The information in SAE’s website is not, and shall not be deemed to be, a part of this notice or incorporated in filings SAE makes with the Securities and Exchange Commission. 

Forward Looking Statements

This press release contains certain "forward-looking statements" within the meaning of the U.S. federal securities laws with respect to SAE. These statements can be identified by the use of words or phrases such as “expects,” “estimates,” “projects,” “budgets,” “forecasts,” “anticipates,” “intends,” “plans,” “may,” “will,” “could,” “should,” “believes,” “predicts,” “potential,” “continue,” and similar expressions.
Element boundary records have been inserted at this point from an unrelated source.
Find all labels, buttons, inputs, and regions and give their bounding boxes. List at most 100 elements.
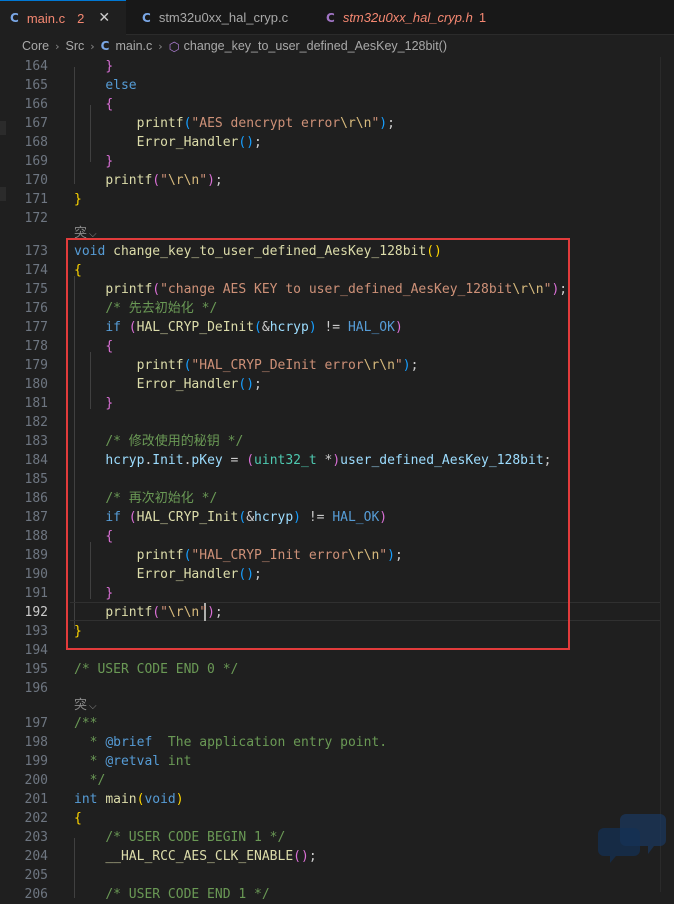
code-line[interactable]: 181 } xyxy=(0,394,674,413)
line-code: /* USER CODE BEGIN 1 */ xyxy=(74,828,285,847)
code-line[interactable]: 183 /* 修改使用的秘钥 */ xyxy=(0,432,674,451)
line-number: 202 xyxy=(24,811,48,826)
breadcrumb-item-src[interactable]: Src xyxy=(66,39,85,53)
code-line[interactable]: 179 printf("HAL_CRYP_DeInit error\r\n"); xyxy=(0,356,674,375)
code-line[interactable]: 175 printf("change AES KEY to user_defin… xyxy=(0,280,674,299)
code-token: " xyxy=(394,358,403,373)
c-file-icon: C xyxy=(100,39,110,53)
code-line[interactable]: 206 /* USER CODE END 1 */ xyxy=(0,885,674,904)
code-line[interactable]: 184 hcryp.Init.pKey = (uint32_t *)user_d… xyxy=(0,451,674,470)
line-number: 184 xyxy=(24,453,48,468)
code-line[interactable]: 173 void change_key_to_user_defined_AesKe… xyxy=(0,242,674,261)
code-line[interactable]: 177 if (HAL_CRYP_DeInit(&hcryp) != HAL_O… xyxy=(0,318,674,337)
code-line[interactable]: 172 xyxy=(0,209,674,228)
tab-main-c[interactable]: C main.c 2 ✕ xyxy=(0,0,126,35)
code-token: if xyxy=(105,510,121,525)
line-code: */ xyxy=(74,771,106,790)
code-token: \r\n xyxy=(363,358,395,373)
chevron-down-icon: ⌵ xyxy=(89,229,97,240)
code-line[interactable]: 188 { xyxy=(0,527,674,546)
breadcrumb-item-core[interactable]: Core xyxy=(22,39,49,53)
c-file-icon: C xyxy=(10,11,19,25)
code-token: } xyxy=(105,396,114,411)
line-number: 167 xyxy=(24,116,48,131)
codelens[interactable]: 突 ⌵ xyxy=(74,697,97,714)
code-line[interactable]: 185 xyxy=(0,470,674,489)
code-line[interactable]: 169 } xyxy=(0,152,674,171)
line-number: 199 xyxy=(24,754,48,769)
code-token: printf xyxy=(105,605,153,620)
code-line[interactable]: 168 Error_Handler(); xyxy=(0,133,674,152)
code-line[interactable]: 178 { xyxy=(0,337,674,356)
code-line[interactable]: 186 /* 再次初始化 */ xyxy=(0,489,674,508)
code-line[interactable]: 189 printf("HAL_CRYP_Init error\r\n"); xyxy=(0,546,674,565)
close-icon[interactable]: ✕ xyxy=(98,10,110,26)
chevron-right-icon: › xyxy=(55,39,60,53)
line-number: 183 xyxy=(24,434,48,449)
code-token: \r\n xyxy=(347,548,380,563)
code-line[interactable]: 171} xyxy=(0,190,674,209)
line-code: Error_Handler(); xyxy=(74,375,262,394)
code-line[interactable]: 187 if (HAL_CRYP_Init(&hcryp) != HAL_OK) xyxy=(0,508,674,527)
tab-stm32u0xx-hal-cryp-c[interactable]: C stm32u0xx_hal_cryp.c xyxy=(126,0,310,35)
line-number: 190 xyxy=(24,567,48,582)
code-line[interactable]: 198 * @brief The application entry point… xyxy=(0,733,674,752)
code-line[interactable]: 193} xyxy=(0,622,674,641)
code-line[interactable]: 205 xyxy=(0,866,674,885)
code-line[interactable]: 203 /* USER CODE BEGIN 1 */ xyxy=(0,828,674,847)
code-editor[interactable]: 突 ⌵ 突 ⌵ 164 } 165 else 166 {167 printf("AES … xyxy=(0,57,674,902)
line-code: printf("HAL_CRYP_Init error\r\n"); xyxy=(74,546,403,565)
code-line[interactable]: 190 Error_Handler(); xyxy=(0,565,674,584)
line-code: if (HAL_CRYP_Init(&hcryp) != HAL_OK) xyxy=(74,508,387,527)
code-line[interactable]: 166 { xyxy=(0,95,674,114)
code-line[interactable]: 176 /* 先去初始化 */ xyxy=(0,299,674,318)
code-line[interactable]: 192 printf("\r\n"); xyxy=(0,603,674,622)
code-line[interactable]: 199 * @retval int xyxy=(0,752,674,771)
code-token: " xyxy=(199,605,208,620)
code-token: /* 先去初始化 */ xyxy=(105,301,218,316)
line-code: } xyxy=(74,622,82,641)
code-line[interactable]: 200 */ xyxy=(0,771,674,790)
code-line[interactable]: 191 } xyxy=(0,584,674,603)
code-token: ( xyxy=(128,320,137,335)
code-line[interactable]: 167 printf("AES dencrypt error\r\n"); xyxy=(0,114,674,133)
breadcrumb-item-file[interactable]: main.c xyxy=(115,39,152,53)
code-token: Init xyxy=(152,453,184,468)
code-line[interactable]: 180 Error_Handler(); xyxy=(0,375,674,394)
line-number: 194 xyxy=(24,643,48,658)
code-line[interactable]: 182 xyxy=(0,413,674,432)
code-line[interactable]: 202 { xyxy=(0,809,674,828)
code-line[interactable]: 204 __HAL_RCC_AES_CLK_ENABLE(); xyxy=(0,847,674,866)
code-token: } xyxy=(74,192,82,207)
code-token: " xyxy=(199,173,208,188)
line-number: 175 xyxy=(24,282,48,297)
code-line[interactable]: 174 { xyxy=(0,261,674,280)
code-line[interactable]: 170 printf("\r\n"); xyxy=(0,171,674,190)
code-line[interactable]: 194 xyxy=(0,641,674,660)
code-token: () xyxy=(238,377,255,392)
code-line[interactable]: 164 } xyxy=(0,57,674,76)
code-line[interactable]: 201 int main(void) xyxy=(0,790,674,809)
tab-stm32u0xx-hal-cryp-h[interactable]: C stm32u0xx_hal_cryp.h 1 xyxy=(310,0,510,35)
code-line[interactable]: 195 /* USER CODE END 0 */ xyxy=(0,660,674,679)
breadcrumb-item-function[interactable]: change_key_to_user_defined_AesKey_128bit… xyxy=(184,39,447,53)
code-token: & xyxy=(246,510,255,525)
code-token: ; xyxy=(254,377,262,392)
code-line[interactable]: 165 else xyxy=(0,76,674,95)
code-token: & xyxy=(261,320,270,335)
code-line[interactable]: 197 /** xyxy=(0,714,674,733)
line-code: /* USER CODE END 0 */ xyxy=(74,660,238,679)
vertical-scrollbar[interactable] xyxy=(660,57,674,892)
code-token: ) xyxy=(379,510,388,525)
code-line[interactable]: 196 xyxy=(0,679,674,698)
code-token: * xyxy=(74,754,106,769)
code-token: () xyxy=(293,849,309,864)
line-number: 185 xyxy=(24,472,48,487)
code-token: printf xyxy=(136,358,184,373)
line-number: 187 xyxy=(24,510,48,525)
These forward-looking statements include statements regarding SAE's financial condition, results of operations and business and SAE's expectations or beliefs concerning future periods and possible future events. These statements are subject to significant known and unknown risks and uncertainties that could cause actual results to differ materially from those stated in, and implied by, this press release. Risks and uncertainties that could cause actual results to vary materially from SAE’s expectations are described under “Risk Factors” and “Cautionary Note Regarding Forward-Looking Statements” in SAE’s filings with the Securities and Exchange Commission. Except as required by applicable law, SAE is not under any obligation to, and expressly disclaims any obligation to, update or alter its forward looking statements, whether as a result of new information, future events, changes in assumptions or otherwise.